How much we all need to hear the words that Jeremiah speaks to us today: “Before I formed you in the womb I knew you, before you were born I dedicated you, a prophet to the nations I appointed you. Be not crushed on their account, as though I would leave you crushed before them; they will fight against you but not prevail over you, for I am with you to deliver you, says the LORD.”
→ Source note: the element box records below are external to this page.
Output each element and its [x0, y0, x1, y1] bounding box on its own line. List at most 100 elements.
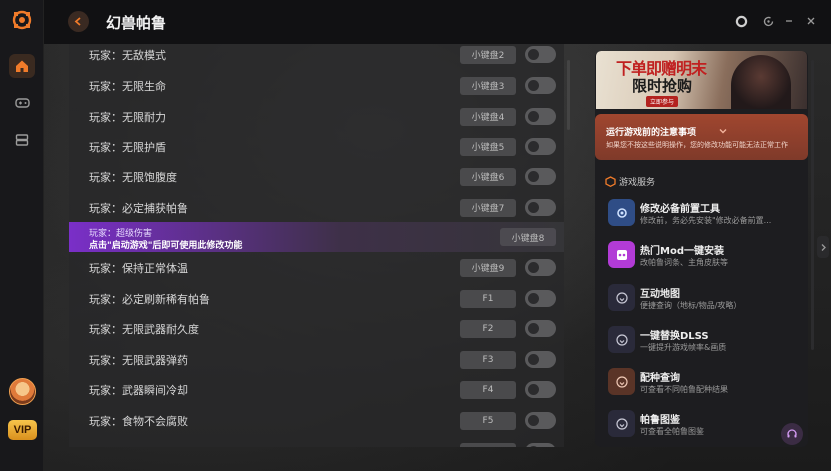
support-button[interactable] [781, 423, 803, 445]
tool-icon [608, 199, 635, 226]
side-panel: 下单即赠明末 限时抢购 立即参与 运行游戏前的注意事项 如果您不按这些说明操作，… [595, 51, 808, 447]
banner-tag: 立即参与 [646, 96, 679, 107]
hotkey-button[interactable]: 小键盘8 [500, 228, 556, 246]
map-icon [608, 284, 635, 311]
cheat-list[interactable]: 玩家：无敌模式 小键盘2 玩家：无限生命 小键盘3 玩家：无限耐力 小键盘4 玩… [69, 44, 564, 447]
cheat-name: 玩家：必定捕获帕鲁 [89, 201, 188, 215]
chevron-down-icon [719, 129, 727, 134]
cheat-row: 玩家：保持正常体温 小键盘9 [69, 252, 564, 283]
list-scrollbar[interactable] [567, 60, 570, 130]
cheat-toggle[interactable] [525, 138, 556, 155]
service-item[interactable]: 互动地图 便捷查询（地标/物品/攻略） [595, 279, 808, 321]
cheat-row: 玩家：无限耐力 小键盘4 [69, 101, 564, 132]
service-desc: 可查看不同帕鲁配种结果 [640, 385, 728, 394]
cheat-row: 玩家：无限护盾 小键盘5 [69, 131, 564, 162]
logo-icon[interactable] [11, 9, 33, 31]
hotkey-button[interactable]: F1 [460, 289, 516, 308]
home-icon [16, 60, 28, 72]
gamepad-icon [14, 98, 30, 108]
service-desc: 可查看全帕鲁图鉴 [640, 427, 704, 436]
service-item[interactable]: 帕鲁图鉴 可查看全帕鲁图鉴 [595, 405, 808, 447]
banner-subline: 限时抢购 [632, 77, 693, 95]
service-item[interactable]: 配种查询 可查看不同帕鲁配种结果 [595, 363, 808, 405]
service-title: 一键替换DLSS [640, 331, 709, 342]
chevron-right-icon [821, 243, 826, 251]
hotkey-button[interactable]: F4 [460, 380, 516, 399]
service-desc: 一键提升游戏帧率&画质 [640, 343, 727, 352]
hotkey-button[interactable]: 小键盘7 [460, 198, 516, 217]
hotkey-button[interactable]: 小键盘2 [460, 45, 516, 64]
service-title: 热门Mod一键安装 [640, 246, 724, 257]
notice-card[interactable]: 运行游戏前的注意事项 如果您不按这些说明操作，您的修改功能可能无法正常工作 [595, 114, 808, 160]
hotkey-button[interactable]: 小键盘5 [460, 137, 516, 156]
cheat-row: 玩家：无限生命 小键盘3 [69, 70, 564, 101]
service-title: 修改必备前置工具 [640, 204, 720, 215]
cheat-row: 玩家：食物不会腐败 F5 [69, 405, 564, 436]
cheat-toggle[interactable] [525, 77, 556, 94]
close-icon [807, 17, 815, 25]
hotkey-button[interactable]: F3 [460, 350, 516, 369]
promo-banner[interactable]: 下单即赠明末 限时抢购 立即参与 [596, 51, 807, 109]
cheat-toggle[interactable] [525, 381, 556, 398]
service-title: 互动地图 [640, 289, 680, 300]
cheat-name: 玩家：无限护盾 [89, 140, 166, 154]
cheat-row: 玩家：必定刷新稀有帕鲁 F1 [69, 283, 564, 314]
close-button[interactable] [803, 13, 819, 29]
minimize-button[interactable] [781, 13, 797, 29]
cheat-name: 玩家：无敌模式 [89, 48, 166, 62]
side-scrollbar[interactable] [811, 60, 814, 350]
box-icon [15, 134, 29, 146]
hotkey-button[interactable]: F5 [460, 411, 516, 430]
page-title: 幻兽帕鲁 [106, 14, 167, 32]
hotkey-button[interactable]: 小键盘4 [460, 107, 516, 126]
cheat-toggle[interactable] [525, 290, 556, 307]
cheat-toggle[interactable] [525, 351, 556, 368]
notice-desc: 如果您不按这些说明操作，您的修改功能可能无法正常工作 [606, 141, 788, 149]
cheat-name: 玩家：无限武器耐久度 [89, 322, 199, 336]
cheat-toggle[interactable] [525, 443, 556, 447]
cheat-row: 玩家：无限武器弹药 F3 [69, 344, 564, 375]
expand-panel-button[interactable] [817, 236, 829, 258]
cheat-toggle[interactable] [525, 259, 556, 276]
service-item[interactable]: 一键替换DLSS 一键提升游戏帧率&画质 [595, 321, 808, 363]
minimize-icon [786, 20, 792, 22]
service-title: 配种查询 [640, 373, 680, 384]
settings-button[interactable] [733, 13, 749, 29]
vip-badge[interactable]: VIP [8, 420, 37, 440]
cheat-row-locked: 玩家：超级伤害 点击"启动游戏"后即可使用此修改功能 小键盘8 [69, 222, 564, 252]
cheat-row: 玩家：无敌模式 小键盘2 [69, 44, 564, 70]
service-item[interactable]: 热门Mod一键安装 改帕鲁词条、主角皮肤等 [595, 236, 808, 278]
hotkey-button[interactable] [460, 442, 516, 447]
hotkey-button[interactable]: 小键盘3 [460, 76, 516, 95]
refresh-icon [763, 16, 773, 26]
games-nav-button[interactable] [9, 90, 35, 114]
hotkey-button[interactable]: F2 [460, 319, 516, 338]
cheat-toggle[interactable] [525, 46, 556, 63]
avatar[interactable] [9, 378, 36, 405]
cheat-toggle[interactable] [525, 320, 556, 337]
cheat-row: 玩家：无限饱腹度 小键盘6 [69, 161, 564, 192]
mod-icon [608, 241, 635, 268]
cheat-row [69, 436, 564, 447]
cheat-toggle[interactable] [525, 199, 556, 216]
home-nav-button[interactable] [9, 54, 35, 78]
back-button[interactable] [68, 11, 89, 32]
cheat-row: 玩家：武器瞬间冷却 F4 [69, 374, 564, 405]
header: 幻兽帕鲁 [44, 0, 831, 44]
hotkey-button[interactable]: 小键盘9 [460, 258, 516, 277]
notice-title: 运行游戏前的注意事项 [606, 128, 697, 138]
services-heading: 游戏服务 [605, 175, 655, 188]
cheat-name: 玩家：无限饱腹度 [89, 170, 177, 184]
storage-nav-button[interactable] [9, 128, 35, 152]
cheat-row: 玩家：必定捕获帕鲁 小键盘7 [69, 192, 564, 223]
service-item[interactable]: 修改必备前置工具 修改前，务必先安装"修改必备前置... [595, 194, 808, 236]
cheat-toggle[interactable] [525, 108, 556, 125]
service-title: 帕鲁图鉴 [640, 415, 680, 426]
hotkey-button[interactable]: 小键盘6 [460, 167, 516, 186]
cheat-toggle[interactable] [525, 168, 556, 185]
service-desc: 便捷查询（地标/物品/攻略） [640, 301, 742, 310]
cheat-toggle[interactable] [525, 412, 556, 429]
cube-icon [605, 176, 616, 187]
launch-warning: 点击"启动游戏"后即可使用此修改功能 [89, 241, 243, 251]
refresh-button[interactable] [760, 13, 776, 29]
To love those who love you? That doesn’t take much character – children love like that, St. Paul tells us, criminals love like that, Jesus tells us. But to love those who curse you? Those who malign you? Those who want to kill you? To love in the midst of conflict? You can only do that when you know and experience the love of God – when you are rooted in him, when you carry his love within you. I don’t know any other way. That is why the martyrs have always been the greatest of Christian witnesses. Those who saw their love in the midst of conflict and hatred could not help but sense that the martyrs were drawing upon a powerful source of love beyond themselves, a source of love that seemed inexhaustible. And they were – they were drawing on the love of Christ. That same inexhaustible source of love is given to us today – Christ does not give us a partial portion of his love, but all of it – as much as we want, as much as we are willing to receive. May he help us to approach him with open hearts, hearts prepared and ready to be filled and then poured as we bring the love of Christ into the places of conflict in our world.